Джес хихикнул тоже и продолжал молча идти рядом с ней, придумывая ответ поостроумнее. Но так как ничего не приходило ему в голову, он опять засмеялся. Больше они ничего не сказали друг другу до самого хлева, но они, казалось, узнали друг друга ближе, пройдя вместе это короткое расстояние и в течение этих нескольких минут, чем за все те утра, когда они встречались раньше за завтраком в кухне на ферме. Между ними, впрочем, всегда была какая-то молчаливая, невысказанная симпатия. Оба они были «чужие, не свои» в Гайкросе, а это было условие немаловажное в местной жизни, притом же, когда во дворе бранили Джеса, Анна получала выговоры в курятнике или в молочной. Кроме того, когда мистер или мистрис Понтин хотели указать на испорченность современного молодого поколения, то Джес и Анна оба по очереди служили им для этого удобными образцами. Подобно многим, часто даже весьма дельным, труженикам как в умственной, так и в практической сфере, у мистрис Понтин недоставало либо терпения, либо уменья учить своему делу других; дядя Джемс был тоже крайне нетерпеливым наставником, так что молодые люди часто одновременно испытывали на себе и несправедливость, и жестокость обращения.

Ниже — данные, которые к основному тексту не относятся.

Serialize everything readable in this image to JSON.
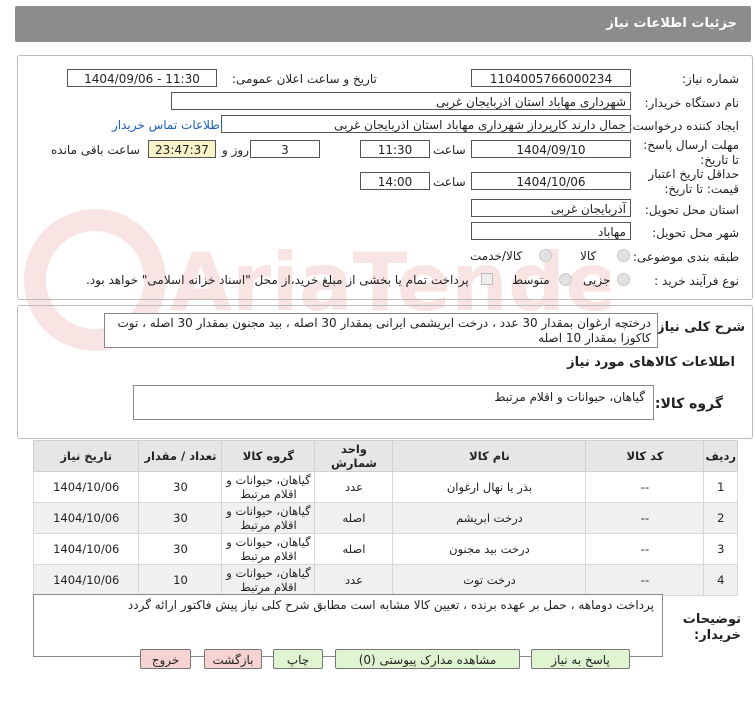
{
  "header": {
    "title": "جزئیات اطلاعات نیاز"
  },
  "form": {
    "need_number_label": "شماره نیاز:",
    "need_number_value": "1104005766000234",
    "announce_label": "تاریخ و ساعت اعلان عمومی:",
    "announce_value": "1404/09/06 - 11:30",
    "buyer_org_label": "نام دستگاه خریدار:",
    "buyer_org_value": "شهرداری مهاباد استان اذربایجان غربی",
    "creator_label": "ایجاد کننده درخواست:",
    "creator_value": "جمال دارند کارپرداز  شهرداری مهاباد استان اذربایجان غربی",
    "contact_link": "اطلاعات تماس خریدار",
    "deadline_label": "مهلت ارسال پاسخ: تا تاریخ:",
    "deadline_date": "1404/09/10",
    "time_label": "ساعت",
    "deadline_time": "11:30",
    "days_value": "3",
    "days_label": "روز و",
    "remaining_time": "23:47:37",
    "remaining_label": "ساعت باقی مانده",
    "validity_label": "حداقل تاریخ اعتبار قیمت: تا تاریخ:",
    "validity_date": "1404/10/06",
    "validity_time": "14:00",
    "province_label": "استان محل تحویل:",
    "province_value": "آذربایجان غربی",
    "city_label": "شهر محل تحویل:",
    "city_value": "مهاباد",
    "category_label": "طبقه بندی موضوعی:",
    "category_options": [
      "کالا",
      "کالا/خدمت"
    ],
    "process_label": "نوع فرآیند خرید :",
    "process_options": [
      "جزیی",
      "متوسط"
    ],
    "payment_note": "پرداخت تمام یا بخشی از مبلغ خرید،از محل \"اسناد خزانه اسلامی\" خواهد بود."
  },
  "summary": {
    "label": "شرح کلی نیاز:",
    "line1": "درختچه ارغوان بمقدار 30 عدد ، درخت ابریشمی ایرانی بمقدار 30 اصله ، بید مجنون بمقدار 30 اصله ، توت",
    "line2": "کاکوزا بمقدار 10 اصله"
  },
  "goods": {
    "section_title": "اطلاعات کالاهای مورد نیاز",
    "group_label": "گروه کالا:",
    "group_value": "گیاهان، حیوانات و اقلام مرتبط"
  },
  "table": {
    "headers": [
      "ردیف",
      "کد کالا",
      "نام کالا",
      "واحد شمارش",
      "گروه کالا",
      "تعداد / مقدار",
      "تاریخ نیاز"
    ],
    "rows": [
      [
        "1",
        "--",
        "بذر یا نهال ارغوان",
        "عدد",
        "گیاهان، حیوانات و اقلام مرتبط",
        "30",
        "1404/10/06"
      ],
      [
        "2",
        "--",
        "درخت ابریشم",
        "اصله",
        "گیاهان، حیوانات و اقلام مرتبط",
        "30",
        "1404/10/06"
      ],
      [
        "3",
        "--",
        "درخت بید مجنون",
        "اصله",
        "گیاهان، حیوانات و اقلام مرتبط",
        "30",
        "1404/10/06"
      ],
      [
        "4",
        "--",
        "درخت توت",
        "عدد",
        "گیاهان، حیوانات و اقلام مرتبط",
        "10",
        "1404/10/06"
      ]
    ]
  },
  "notes": {
    "label": "توضیحات خریدار:",
    "value": "پرداخت دوماهه ، حمل بر عهده برنده ، تعیین کالا مشابه است مطابق شرح کلی نیاز پیش فاکتور ارائه گردد"
  },
  "buttons": {
    "reply": "پاسخ به نیاز",
    "attachments": "مشاهده مدارک پیوستی (0)",
    "print": "چاپ",
    "back": "بازگشت",
    "exit": "خروج"
  },
  "watermark": {
    "text": "AriaTender.net"
  },
  "colors": {
    "header_bg": "#8c8c8c",
    "remaining_bg": "#f8f2c8",
    "button_green": "#dff5d2",
    "button_red": "#f6d2d2",
    "link": "#1a5fb4"
  }
}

Анна так не привыкла видеть внимание к себе, что, быть может, потому невольно и преувеличивала в душе признательность, которую она чувствовала за своевременную помощь, только что оказанную ей Джесом. Девушка стояла у дверей хлева и не находила слов, чтобы выразить свою благодарность.
– Как бы я хотела тоже что-нибудь сделать для тебя, – проговорила она, наконец, робко дотрогираясь до его рукава, когда он проходил мимо, выйдя из хлева. – У тебя такая большая дыра на рукаве, как раз на локте, а можно было бы так прекрасно ее заштопать.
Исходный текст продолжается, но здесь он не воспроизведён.